The action kicks off when foreign exchange trader Bryan LeBlanc decides that there is no reason to settle for his big salary when he can make an even bigger score skimming money from his clients’ accounts. When the theft is discovered, his boss, Seo-yun Kim, has to track Bryan down but keep the case quiet so that the firm’s clients aren’t alarmed. So she and colleague Neal Nathanson, director of special collections, whose job typically involves 'tracking down investors who’d overreached, taken bad bets, had their margins called, and then skipped out,' head south to find LeBlanc and the $17 million he stole ... Blown is well-plotted, with Smith mixing up the allegiances of the various characters so it’s never quite clear where their loyalties lie. And he deftly sketches their back stories.
Smith’s growing collection of novels, most bearing one word titles, have been widely praised for their unpredictable, pop-culture-driven story lines and barbed black humor. True to form, his latest farcical escapade pokes fun at Wall Street in a tale about a financial whiz. Although his gig at a foreign exchange desk puts big bucks in both his clients’ pockets and his own, Bryan LeBlanc finds rubbing elbows with greedy bankers distasteful enough to bilk them of a cool $17-million, enough embezzled money to set himself free from the rat race and sail off on a private yacht to the Caribbean ... Smith turns in another compulsively readable blend of satire, crime fiction motifs, and the occasional quirky, violent interlude in a tale that will satisfy his current fans and attract new ones.
There’s plenty of entertaining relish for detail in this fast-paced crime novel about theft and skullduggery. But along the way you begin to realize that this is more than a whodunnit. Blown is also a narrative about moral values and their repudiation. Absconding with a large sum of money is just the book’s hook. It goes onto pose some elemental questions. For example, would an ordinary individual commit a murder if it meant he or she could enrich themselves — and never be caught? ... Blown is engrossing; this is a page turner in the best sense of the term. Mark Haskell Smith, who has written novels, non-fiction books, and screenplays and teaches at University of California, Riverside, has done an admirable job of creating a short mystery novel that is not only populated by a half-dozen memorable figures, but stands as a morality play. This funny ethical fable suggests that our own selves may be the greatest mystery of all.

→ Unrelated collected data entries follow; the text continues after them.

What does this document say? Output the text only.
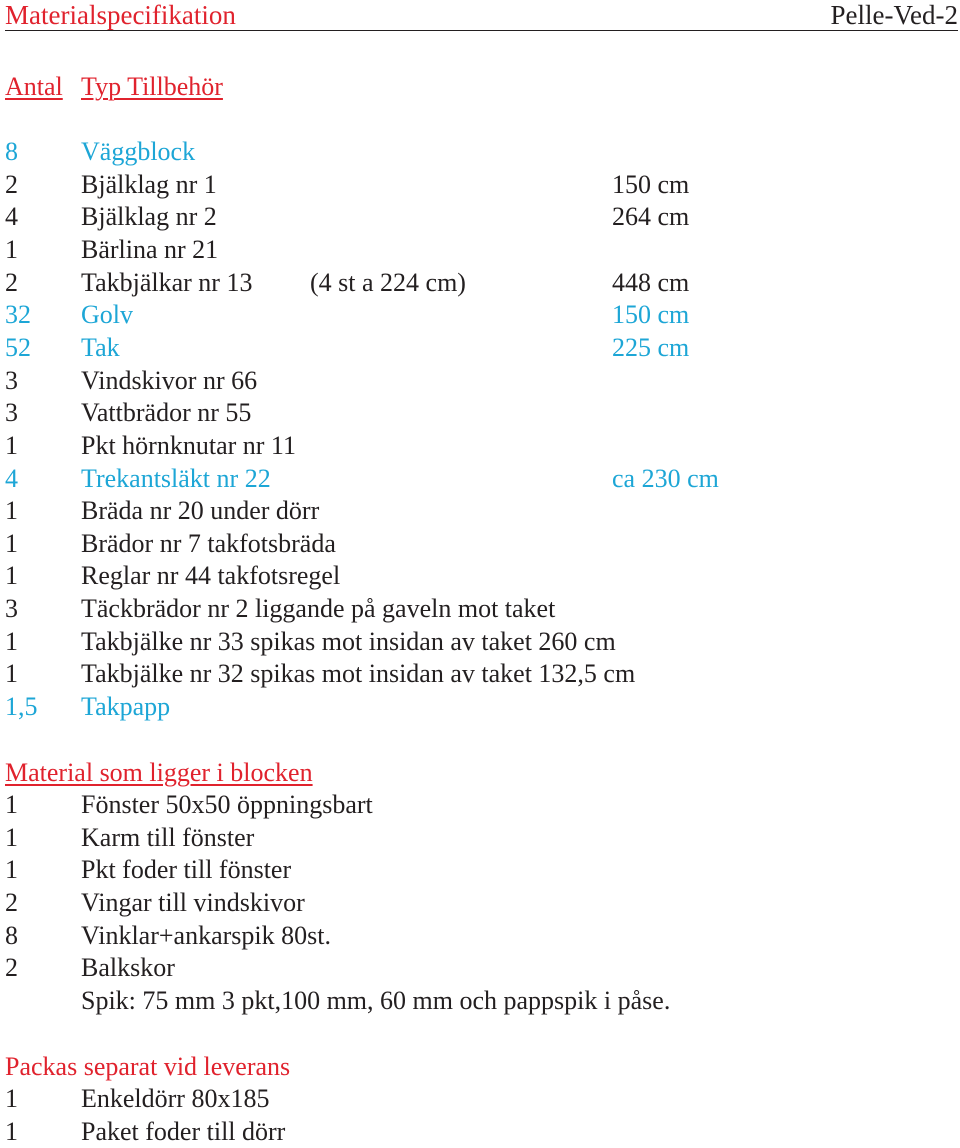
Materialspecifikation	Pelle-Ved-2
Antal Typ Tillbehör
8 Väggblock
2 Bjälklag nr 1	150 cm
4 Bjälklag nr 2	264 cm
1 Bärlina nr 21
2 Takbjälkar nr 13 (4 st a 224 cm)	448 cm
32 Golv	150 cm
52 Tak	225 cm
3 Vindskivor nr 66
3 Vattbrädor nr 55
1 Pkt hörnknutar nr 11
4 Trekantsläkt nr 22	ca 230 cm
1 Bräda nr 20 under dörr
1 Brädor nr 7 takfotsbräda
1 Reglar nr 44 takfotsregel
3 Täckbrädor nr 2 liggande på gaveln mot taket
1 Takbjälke nr 33 spikas mot insidan av taket 260 cm
1 Takbjälke nr 32 spikas mot insidan av taket 132,5 cm
1,5 Takpapp
Material som ligger i blocken
1 Fönster 50x50 öppningsbart
1 Karm till fönster
1 Pkt foder till fönster
2 Vingar till vindskivor
8 Vinklar+ankarspik 80st.
2 Balkskor
Spik: 75 mm 3 pkt,100 mm, 60 mm och pappspik i påse.
Packas separat vid leverans
1 Enkeldörr 80x185
1 Paket foder till dörr
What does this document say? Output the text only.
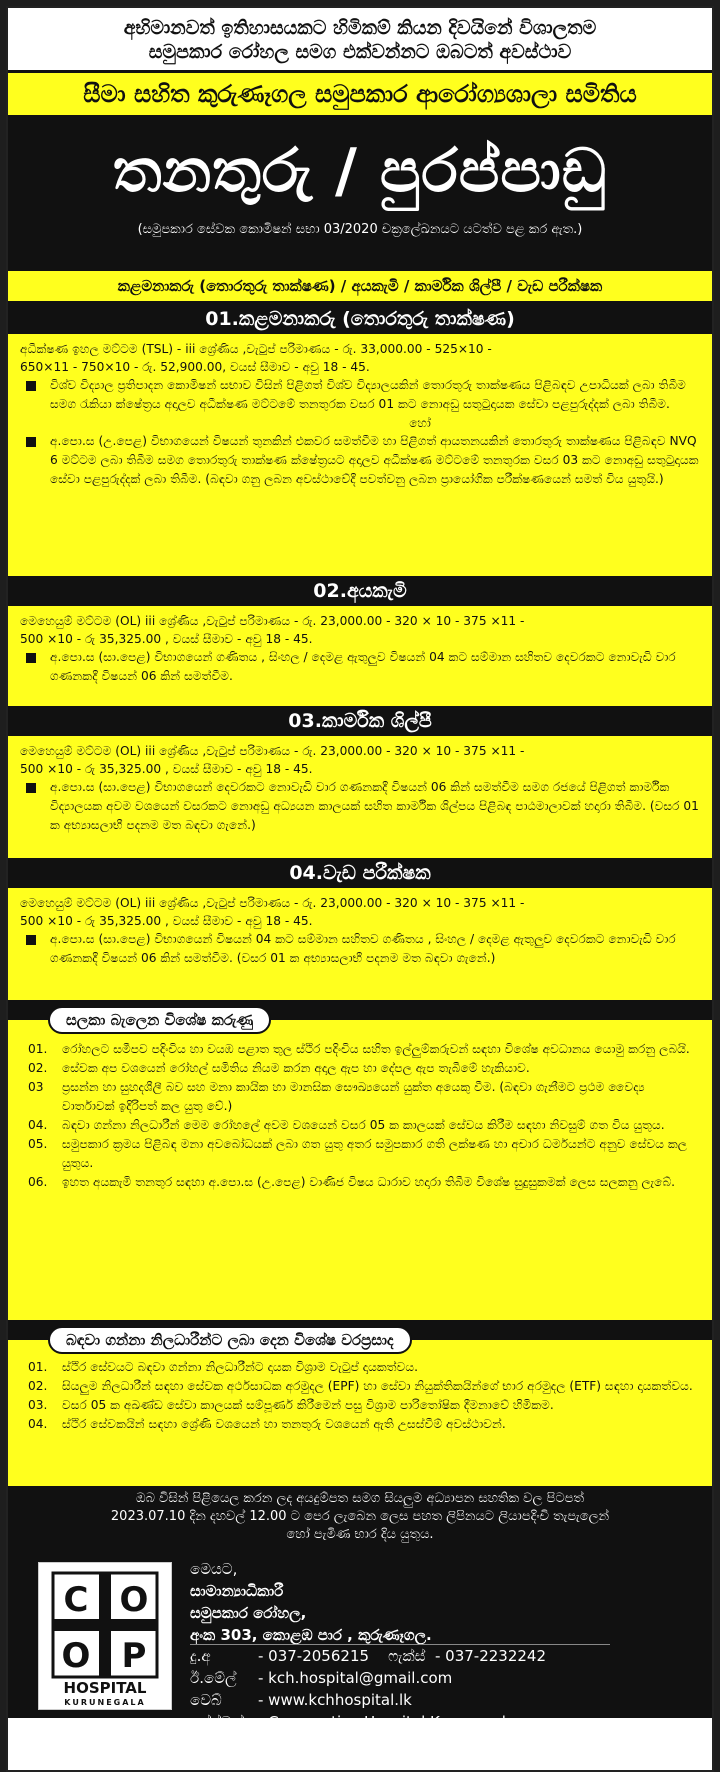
අභිමානවත් ඉතිහාසයකට හිමිකම් කියන දිවයිනේ විශාලතම
සමුපකාර රෝහල සමග එක්වන්නට ඔබටත් අවස්ථාව
සීමා සහිත කුරුණෑගල සමුපකාර ආරෝග්‍යශාලා සමිතිය
තනතුරු / පුරප්පාඩු
(සමුපකාර සේවක කොමිෂන් සභා 03/2020 චක්‍රලේඛනයට යටත්ව පළ කර ඇත.)
කළමනාකරු (තොරතුරු තාක්ෂණ) / අයකැමි / කාර්මික ශිල්පී / වැඩ පරීක්ෂක
01.කළමනාකරු (තොරතුරු තාක්ෂණ)
අධීක්ෂණ ඉහල මට්ටම (TSL) - iii ශ්‍රේණිය ,වැටුප් පරිමාණය - රු. 33,000.00 - 525×10 -
650×11 - 750×10 - රු. 52,900.00, වයස් සීමාව - අවු 18 - 45.
විශ්ව විද්‍යාල ප්‍රතිපාදන කොමිෂන් සභාව විසින් පිළිගත් විශ්ව විද්‍යාලයකින් තොරතුරු තාක්ෂණය පිළිබඳව උපාධියක් ලබා තිබීම සමග රැකියා ක්ෂේත්‍රය අදාලව අධීක්ෂණ මට්ටමේ තනතුරක වසර 01 කට නොඅඩු සතුටුදායක සේවා පළපුරුද්දක් ලබා තිබීම.
හෝ
අ.පො.ස (උ.පෙළ) විභාගයෙන් විෂයන් තුනකින් එකවර සමත්වීම හා පිළිගත් ආයතනයකින් තොරතුරු තාක්ෂණය පිළිබඳව NVQ 6 මට්ටම ලබා තිබීම සමග තොරතුරු තාක්ෂණ ක්ෂේත්‍රයට අදාලව අධීක්ෂණ මට්ටමේ තනතුරක වසර 03 කට නොඅඩු සතුටුදායක සේවා පළපුරුද්දක් ලබා තිබීම. (බඳවා ගනු ලබන අවස්ථාවේදී පවත්වනු ලබන ප්‍රායෝගික පරීක්ෂණයෙන් සමත් විය යුතුයි.)
02.අයකැමි
මෙහෙයුම් මට්ටම (OL) iii ශ්‍රේණිය ,වැටුප් පරිමාණය - රු. 23,000.00 - 320 × 10 - 375 ×11 -
500 ×10 - රු 35,325.00 , වයස් සීමාව - අවු 18 - 45.
අ.පො.ස (සා.පෙළ) විභාගයෙන් ගණිතය , සිංහල / දෙමළ ඇතුලුව විෂයන් 04 කට සම්මාන සහිතව දෙවරකට නොවැඩි වාර ගණනකදී විෂයන් 06 කින් සමත්වීම.
03.කාර්මික ශිල්පී
මෙහෙයුම් මට්ටම (OL) iii ශ්‍රේණිය ,වැටුප් පරිමාණය - රු. 23,000.00 - 320 × 10 - 375 ×11 -
500 ×10 - රු 35,325.00 , වයස් සීමාව - අවු 18 - 45.
අ.පො.ස (සා.පෙළ) විභාගයෙන් දෙවරකට නොවැඩි වාර ගණනකදී විෂයන් 06 කින් සමත්වීම සමග රජයේ පිළිගත් කාර්මික විද්‍යාලයක අවම වශයෙන් වසරකට නොඅඩු අධ්‍යයන කාලයක් සහිත කාර්මික ශිල්පය පිළිබඳ පාඨමාලාවක් හදාරා තිබීම. (වසර 01 ක අභ්‍යාසලාභී පදනම මත බඳවා ගැනේ.)
04.වැඩ පරීක්ෂක
මෙහෙයුම් මට්ටම (OL) iii ශ්‍රේණිය ,වැටුප් පරිමාණය - රු. 23,000.00 - 320 × 10 - 375 ×11 -
500 ×10 - රු 35,325.00 , වයස් සීමාව - අවු 18 - 45.
අ.පො.ස (සා.පෙළ) විභාගයෙන් විෂයන් 04 කට සම්මාන සහිතව ගණිතය , සිංහල / දෙමළ ඇතුලුව දෙවරකට නොවැඩි වාර ගණනකදී විෂයන් 06 කින් සමත්වීම. (වසර 01 ක අභ්‍යාසලාභී පදනම මත බඳවා ගැනේ.)
සලකා බැලෙන විශේෂ කරුණු
01. රෝහලට සමීපව පදිංචිය හා වයඹ පළාත තුල ස්ථිර පදිංචිය සහිත ඉල්ලුම්කරුවන් සඳහා විශේෂ අවධානය යොමු කරනු ලබයි.
02. සේවක අප වශයෙන් රෝහල් සමිතිය නියම කරන අදාල ඇප හා දේපල ඇප තැබීමේ හැකියාව.
03 ප්‍රසන්න හා සුහදශීලී බව සහ මනා කායික හා මානසික සෞඛ්‍යයෙන් යුක්ත අයෙකු වීම. (බඳවා ගැනීමට ප්‍රථම වෛද්‍ය වාර්තාවක් ඉදිරිපත් කල යුතු වේ.)
04. බඳවා ගන්නා නිලධාරීන් මෙම රෝහලේ අවම වශයෙන් වසර 05 ක කාලයක් සේවය කිරීම සඳහා නිවසුම් ගත විය යුතුය.
05. සමුපකාර ක්‍රමය පිළිබඳ මනා අවබෝධයක් ලබා ගත යුතු අතර සමුපකාර ගති ලක්ෂණ හා අචාර ධර්මයන්ට අනුව සේවය කල යුතුය.
06. ඉහත අයකැමි තනතුර සඳහා අ.පො.ස (උ.පෙළ) වාණිජ විෂය ධාරාව හදාරා තිබීම විශේෂ සුදුසුකමක් ලෙස සලකනු ලැබේ.
බඳවා ගන්නා නිලධාරීන්ට ලබා දෙන විශේෂ වරප්‍රසාද
01. ස්ථිර සේවයට බඳවා ගන්නා නිලධාරීන්ට දායක විශ්‍රාම වැටුප් දායකත්වය.
02. සියලුම නිලධාරීන් සඳහා සේවක අර්ථසාධක අරමුදල (EPF) හා සේවා නියුක්තිකයින්ගේ භාර අරමුදල (ETF) සඳහා දායකත්වය.
03. වසර 05 ක අඛණ්ඩ සේවා කාලයක් සම්පූර්ණ කිරීමෙන් පසු විශ්‍රාම පාරිතෝෂික දීමනාවේ හිමිකම.
04. ස්ථිර සේවකයින් සඳහා ශ්‍රේණි වශයෙන් හා තනතුරු වශයෙන් ඇති උසස්වීම් අවස්ථාවන්.
ඔබ විසින් පිළියෙල කරන ලද අයදුම්පත සමග සියලුම අධ්‍යාපන සහතික වල පිටපත්
2023.07.10 දින දහවල් 12.00 ට පෙර ලැබෙන ලෙස පහත ලිපිනයට ලියාපදිංචි තැපැලෙන්
හෝ පැමිණ භාර දිය යුතුය.
C O
O P
HOSPITAL
KURUNEGALA
මෙයට,
සාමාන්‍යාධිකාරී
සමුපකාර රෝහල,
අංක 303, කොළඹ පාර , කුරුණෑගල.
දු.අ	- 037-2056215 ෆැක්ස් - 037-2232242
ඊ.මේල් - kch.hospital@gmail.com
වෙබ් - www.kchhospital.lk
ෆේස්බුක් - Cooperative Hospital Kurunegala
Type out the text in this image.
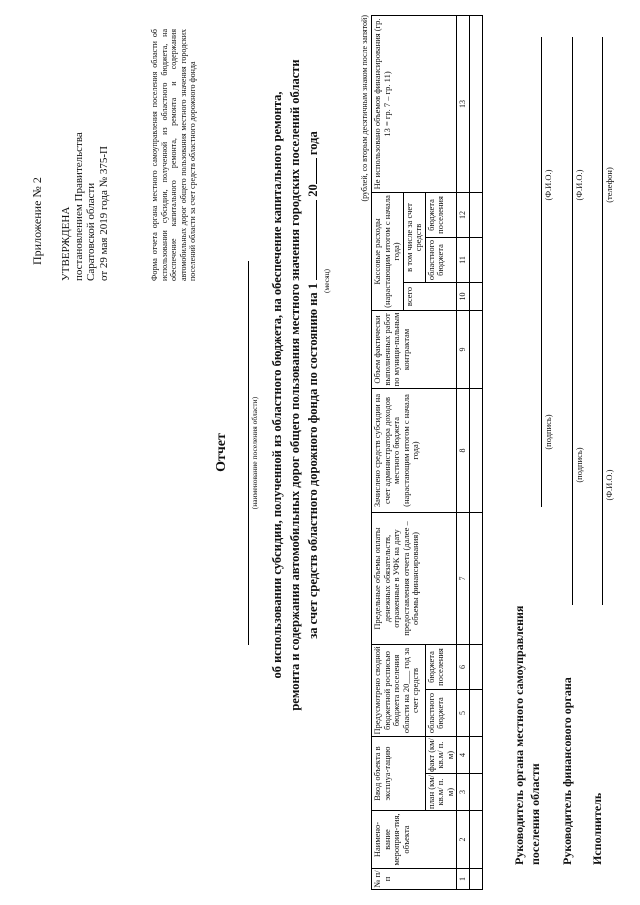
Приложение № 2 УТВЕРЖДЕНА постановлением Правительства Саратовской области от 29 мая 2019 года № 375-П	Форма отчета органа местного самоуправления поселения области об использовании субсидии, полученной из областного бюджета, на обеспечение капитального ремонта, ремонта и содержания автомобильных дорог общего пользования местного значения городских поселений области за счет средств областного дорожного фонда
Отчет	(наименование поселения области) об использовании субсидии, полученной из областного бюджета, на обеспечение капитального ремонта, ремонта и содержания автомобильных дорог общего пользования местного значения городских поселений области за счет средств областного дорожного фонда по состоянию на 1  20 года
(месяц)
(рублей, со вторым десятичным знаком после запятой)
№ п/п	Наимено-вание мероприя-тия, объекта	Ввод объекта в эксплуа-тацию		Предусмотрено сводной бюджетной росписью бюджета поселения области на 20___ год за счет средств		Предельные объемы оплаты денежных обязательств, отраженные в УФК на дату предоставления отчета (далее – объемы финансирования)	Зачислено средств субсидии на счет администратора доходов местного бюджета (нарастающим итогом с начала года)	Объем фактически выполненных работ по муници-пальным контрактам	Кассовые расходы (нарастающим итогом с начала года)			Не использовано объемов финансирования (гр. 13 = гр. 7 – гр. 11)
									всего	в том числе за счет средств		
		план (км/ кв.м/ п. м)	факт (км/ кв.м/ п. м)	областного бюджета	бюджета поселения					областного бюджета	бюджета поселения	
1	2	3	4	5	6	7	8	9	10	11	12	13

Руководитель органа местного самоуправления поселения области
(подпись)
(Ф.И.О.)
Руководитель финансового органа
(подпись)
(Ф.И.О.)
Исполнитель
(Ф.И.О.)
(телефон)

Smith’s novels are an acquired taste but often leave readers wanting more. Here, he delivers a comic crime novel inspired by the criminal character of Wall Street and its modern-day robber barons. A prologue finds a main character stranded on the high seas, imprisoned by a stranger. Next, meet our 'bad guy.' Bryan LeBlanc is a trader on his company’s foreign exchange desk, and the former boy genius is embittered—not a Fight Club burn-the-world-down anarchist but more of a disaffected sort who’s convinced himself his theft is sticking it to the man. Those on the chase include Bryan’s boss, Seo-Yun Kim, a Korean-American savant with an eccentric personality and a blossoming sexual appetite; Neal Nathanson, the bank’s lovelorn internal investigator; and eventually Piet Room, the book's most interesting character, a dwarf ex-cop with the swagger and charm of Tyrion Lannister ... Smith works out the mechanics of his heist beautifully, including the inconvenience of hauling around millions in cash and the inevitability that someone dangerous is going to catch up to you eventually, while still throwing in the occasional graphic jolt to make sure you’re paying attention.
An embezzlement scheme goes horribly off the rails in this darkly amusing tale of white-collar crime and its inexpert perpetrators ... Smith elates details of Bryan’s financial legerdemain with the authority of an insider and masterfully laces the novel’s serious scenes with veins of humor, as when Bryan recounts the exhausting number of currencies he has laundered his ill-gotten gains through and thinks, 'Who knew being a criminal was so stressful?' He has a fine-tuned ear for witty repartee and a skill for embroiling even his most comically conceived characters in dramas that steer his plot through unpredictable twists and into unforeseeable outcomes. This is a surprising, memorable novel.